La Sonate n° 3 en ut majeur op. 2 n° 3 de Beethoven qui suit est certes bien choisie car Beethoven « part » de celle de Mozart, mais les mêmes causes produisent les mêmes effets. Trop vite pour une densité sonore si mince, bien trop peu de nuances dynamiques pour qu'on y entende les phrases se répondre et s'enchainer. Là encore, Masleev se limite à une dynamique qui va de mezzo-forte à fortissimo, sans respirer, sans aucun humour aussi et l'on regarde passer une œuvre dont les contrastes, les surprises, les lignes, les tensions-détentes de l'harmonie sont émoussées. Le Fazioli qui ne sonne pas très bien ne sert pas le pianiste, car il expose des irrégularités de doigts gênantes dans une telle esthétique de jeu.

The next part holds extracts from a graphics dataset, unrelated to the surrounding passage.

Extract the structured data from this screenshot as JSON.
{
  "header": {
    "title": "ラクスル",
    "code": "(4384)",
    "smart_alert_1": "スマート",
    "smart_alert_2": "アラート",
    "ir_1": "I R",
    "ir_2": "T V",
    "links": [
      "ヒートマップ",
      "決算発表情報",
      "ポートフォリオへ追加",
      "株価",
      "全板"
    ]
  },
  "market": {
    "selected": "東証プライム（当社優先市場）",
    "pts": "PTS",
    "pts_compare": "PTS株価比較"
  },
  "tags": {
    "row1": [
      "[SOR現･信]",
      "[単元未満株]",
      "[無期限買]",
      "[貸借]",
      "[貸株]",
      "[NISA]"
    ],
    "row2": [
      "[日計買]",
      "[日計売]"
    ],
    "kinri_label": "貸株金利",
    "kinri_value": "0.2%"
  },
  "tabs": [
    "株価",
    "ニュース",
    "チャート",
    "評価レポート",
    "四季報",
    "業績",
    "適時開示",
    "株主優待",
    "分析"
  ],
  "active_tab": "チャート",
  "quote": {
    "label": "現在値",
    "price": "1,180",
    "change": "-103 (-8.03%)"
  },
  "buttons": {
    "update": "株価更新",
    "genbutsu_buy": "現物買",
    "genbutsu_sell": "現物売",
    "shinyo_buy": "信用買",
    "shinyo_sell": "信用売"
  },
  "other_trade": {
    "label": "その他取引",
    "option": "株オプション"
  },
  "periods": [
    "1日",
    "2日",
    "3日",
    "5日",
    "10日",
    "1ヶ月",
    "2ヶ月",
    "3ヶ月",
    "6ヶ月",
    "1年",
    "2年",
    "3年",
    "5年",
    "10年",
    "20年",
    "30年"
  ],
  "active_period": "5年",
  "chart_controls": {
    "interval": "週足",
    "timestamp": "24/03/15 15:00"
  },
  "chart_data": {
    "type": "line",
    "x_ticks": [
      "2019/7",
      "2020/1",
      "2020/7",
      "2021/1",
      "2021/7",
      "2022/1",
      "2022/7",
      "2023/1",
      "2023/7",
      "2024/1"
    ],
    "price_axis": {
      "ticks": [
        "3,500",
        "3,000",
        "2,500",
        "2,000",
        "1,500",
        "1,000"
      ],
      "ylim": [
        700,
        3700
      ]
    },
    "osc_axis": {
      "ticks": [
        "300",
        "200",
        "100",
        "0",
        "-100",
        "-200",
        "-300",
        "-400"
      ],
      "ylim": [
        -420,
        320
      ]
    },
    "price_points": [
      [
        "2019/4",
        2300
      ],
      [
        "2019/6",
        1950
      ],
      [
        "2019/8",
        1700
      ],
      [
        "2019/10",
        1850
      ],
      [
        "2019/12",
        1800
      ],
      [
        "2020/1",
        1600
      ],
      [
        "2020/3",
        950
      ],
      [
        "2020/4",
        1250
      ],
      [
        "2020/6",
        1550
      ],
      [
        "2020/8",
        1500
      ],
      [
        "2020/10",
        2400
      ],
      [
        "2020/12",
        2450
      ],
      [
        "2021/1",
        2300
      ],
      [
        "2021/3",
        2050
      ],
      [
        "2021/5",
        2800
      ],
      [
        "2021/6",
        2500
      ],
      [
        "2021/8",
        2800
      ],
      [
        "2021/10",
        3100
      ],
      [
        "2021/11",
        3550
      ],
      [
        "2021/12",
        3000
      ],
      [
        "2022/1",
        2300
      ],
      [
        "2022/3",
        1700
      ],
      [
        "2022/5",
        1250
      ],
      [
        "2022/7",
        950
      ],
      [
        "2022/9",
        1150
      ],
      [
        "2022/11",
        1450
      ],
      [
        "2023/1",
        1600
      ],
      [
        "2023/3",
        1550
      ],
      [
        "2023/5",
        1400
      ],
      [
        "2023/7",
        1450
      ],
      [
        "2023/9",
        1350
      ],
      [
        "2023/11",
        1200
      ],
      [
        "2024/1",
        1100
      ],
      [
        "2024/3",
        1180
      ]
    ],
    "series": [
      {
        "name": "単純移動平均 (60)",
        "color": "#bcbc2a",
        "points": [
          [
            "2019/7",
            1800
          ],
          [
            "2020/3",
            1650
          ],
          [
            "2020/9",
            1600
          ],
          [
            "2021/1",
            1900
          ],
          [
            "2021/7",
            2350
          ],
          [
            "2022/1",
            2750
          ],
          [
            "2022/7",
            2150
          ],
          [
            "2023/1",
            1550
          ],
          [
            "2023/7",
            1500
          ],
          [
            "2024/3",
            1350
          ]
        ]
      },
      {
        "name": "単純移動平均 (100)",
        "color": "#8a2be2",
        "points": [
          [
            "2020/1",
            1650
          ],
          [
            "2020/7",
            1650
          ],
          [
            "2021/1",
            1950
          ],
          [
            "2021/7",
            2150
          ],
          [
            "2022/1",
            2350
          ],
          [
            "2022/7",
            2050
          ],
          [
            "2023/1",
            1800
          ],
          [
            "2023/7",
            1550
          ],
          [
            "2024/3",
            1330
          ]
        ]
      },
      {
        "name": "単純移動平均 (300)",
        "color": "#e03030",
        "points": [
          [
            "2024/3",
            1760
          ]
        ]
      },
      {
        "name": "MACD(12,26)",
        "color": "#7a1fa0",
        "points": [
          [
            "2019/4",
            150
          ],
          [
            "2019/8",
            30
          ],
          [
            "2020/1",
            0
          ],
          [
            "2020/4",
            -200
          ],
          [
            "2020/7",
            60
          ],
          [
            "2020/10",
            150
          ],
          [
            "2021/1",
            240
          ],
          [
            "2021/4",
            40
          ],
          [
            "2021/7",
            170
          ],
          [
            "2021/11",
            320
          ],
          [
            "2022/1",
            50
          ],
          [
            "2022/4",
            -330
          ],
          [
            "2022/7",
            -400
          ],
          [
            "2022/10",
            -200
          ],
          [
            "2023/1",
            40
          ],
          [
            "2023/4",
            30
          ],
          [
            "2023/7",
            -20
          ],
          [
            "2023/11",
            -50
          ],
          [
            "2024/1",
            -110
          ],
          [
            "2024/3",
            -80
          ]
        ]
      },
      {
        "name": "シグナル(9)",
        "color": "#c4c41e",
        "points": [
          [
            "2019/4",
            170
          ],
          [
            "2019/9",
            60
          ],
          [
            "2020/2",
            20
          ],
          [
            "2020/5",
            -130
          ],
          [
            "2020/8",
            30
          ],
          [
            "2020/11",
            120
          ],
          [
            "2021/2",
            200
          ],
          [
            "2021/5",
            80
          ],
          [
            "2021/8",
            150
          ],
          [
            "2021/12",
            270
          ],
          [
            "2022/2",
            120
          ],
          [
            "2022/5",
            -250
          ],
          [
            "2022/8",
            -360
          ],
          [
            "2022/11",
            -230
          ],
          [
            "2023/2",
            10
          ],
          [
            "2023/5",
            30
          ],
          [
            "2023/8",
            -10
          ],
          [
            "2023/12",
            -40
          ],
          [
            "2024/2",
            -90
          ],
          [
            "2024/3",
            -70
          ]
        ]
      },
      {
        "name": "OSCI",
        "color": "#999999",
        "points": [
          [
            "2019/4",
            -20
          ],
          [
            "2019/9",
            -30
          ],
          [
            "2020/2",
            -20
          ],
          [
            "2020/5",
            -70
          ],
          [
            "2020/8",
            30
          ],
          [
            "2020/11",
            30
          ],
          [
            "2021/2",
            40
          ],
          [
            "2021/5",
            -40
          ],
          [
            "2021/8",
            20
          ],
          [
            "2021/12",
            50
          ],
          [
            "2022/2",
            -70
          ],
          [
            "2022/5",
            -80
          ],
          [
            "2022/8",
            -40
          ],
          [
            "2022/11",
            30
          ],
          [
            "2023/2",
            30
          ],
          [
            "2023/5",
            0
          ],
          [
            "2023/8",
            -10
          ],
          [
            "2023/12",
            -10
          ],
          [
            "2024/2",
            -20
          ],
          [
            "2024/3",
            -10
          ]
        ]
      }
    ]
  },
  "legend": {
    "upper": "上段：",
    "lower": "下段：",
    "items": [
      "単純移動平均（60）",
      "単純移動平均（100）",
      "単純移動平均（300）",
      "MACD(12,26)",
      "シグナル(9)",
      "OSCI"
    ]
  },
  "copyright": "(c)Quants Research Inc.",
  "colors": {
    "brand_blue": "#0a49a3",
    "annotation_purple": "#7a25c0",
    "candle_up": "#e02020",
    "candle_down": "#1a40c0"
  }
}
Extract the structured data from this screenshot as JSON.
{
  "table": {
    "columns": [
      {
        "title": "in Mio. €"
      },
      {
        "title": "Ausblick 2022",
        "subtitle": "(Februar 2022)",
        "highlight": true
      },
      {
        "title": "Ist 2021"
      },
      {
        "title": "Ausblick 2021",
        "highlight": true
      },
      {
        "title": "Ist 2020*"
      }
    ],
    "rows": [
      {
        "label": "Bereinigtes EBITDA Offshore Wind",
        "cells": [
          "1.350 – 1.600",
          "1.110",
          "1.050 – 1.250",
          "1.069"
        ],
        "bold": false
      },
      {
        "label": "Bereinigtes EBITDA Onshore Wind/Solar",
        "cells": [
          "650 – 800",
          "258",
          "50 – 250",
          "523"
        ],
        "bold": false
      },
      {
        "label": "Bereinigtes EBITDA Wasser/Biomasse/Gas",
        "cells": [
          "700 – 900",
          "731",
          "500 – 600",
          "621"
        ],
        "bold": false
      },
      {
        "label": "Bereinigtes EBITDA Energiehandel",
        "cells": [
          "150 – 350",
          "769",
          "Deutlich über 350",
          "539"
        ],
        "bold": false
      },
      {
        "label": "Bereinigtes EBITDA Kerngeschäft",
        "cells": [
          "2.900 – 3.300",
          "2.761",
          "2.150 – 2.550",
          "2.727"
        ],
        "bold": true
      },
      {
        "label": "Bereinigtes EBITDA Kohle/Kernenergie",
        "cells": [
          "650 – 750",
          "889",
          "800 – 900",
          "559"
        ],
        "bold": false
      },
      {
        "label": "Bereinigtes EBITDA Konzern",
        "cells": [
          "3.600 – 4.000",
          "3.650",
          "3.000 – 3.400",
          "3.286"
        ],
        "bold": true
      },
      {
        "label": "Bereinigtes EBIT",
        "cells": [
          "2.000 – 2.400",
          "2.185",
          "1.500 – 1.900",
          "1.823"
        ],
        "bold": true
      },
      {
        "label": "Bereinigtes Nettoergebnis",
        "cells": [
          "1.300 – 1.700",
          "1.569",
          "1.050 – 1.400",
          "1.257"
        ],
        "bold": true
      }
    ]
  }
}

Place au romantisme en seconde partie. Malheureusement, les sept pièces tirées de l'Opus 72 de Tchaïkovski sont de celles qui ne peuvent exister que quand elles sont recréées par un pianiste dont le pianisme est en lui-même d'une beauté indescriptible : il faut un Shura Cherkassky, un piano miroitant, raffiné, sophistiqué qui n'est pas du tout celui de Masleev qui est littéral et même brutal ce soir. Vient la Totentanz de Liszt dans sa version pour piano seul. On n'aura jamais peur, même quand la virtuosité de Masleev sera mise à mal par les innombrables difficultés accumulées par ce Liszt démoniaque. Il joue vite et fort, sans créer une atmosphère sur un piano décidément ennemi du mystère. Même la terrible cadence ne provoque aucun frisson.
Le séjour d'Alain a été pris en charge par le Festival international de piano de La Roque d'Anthéron.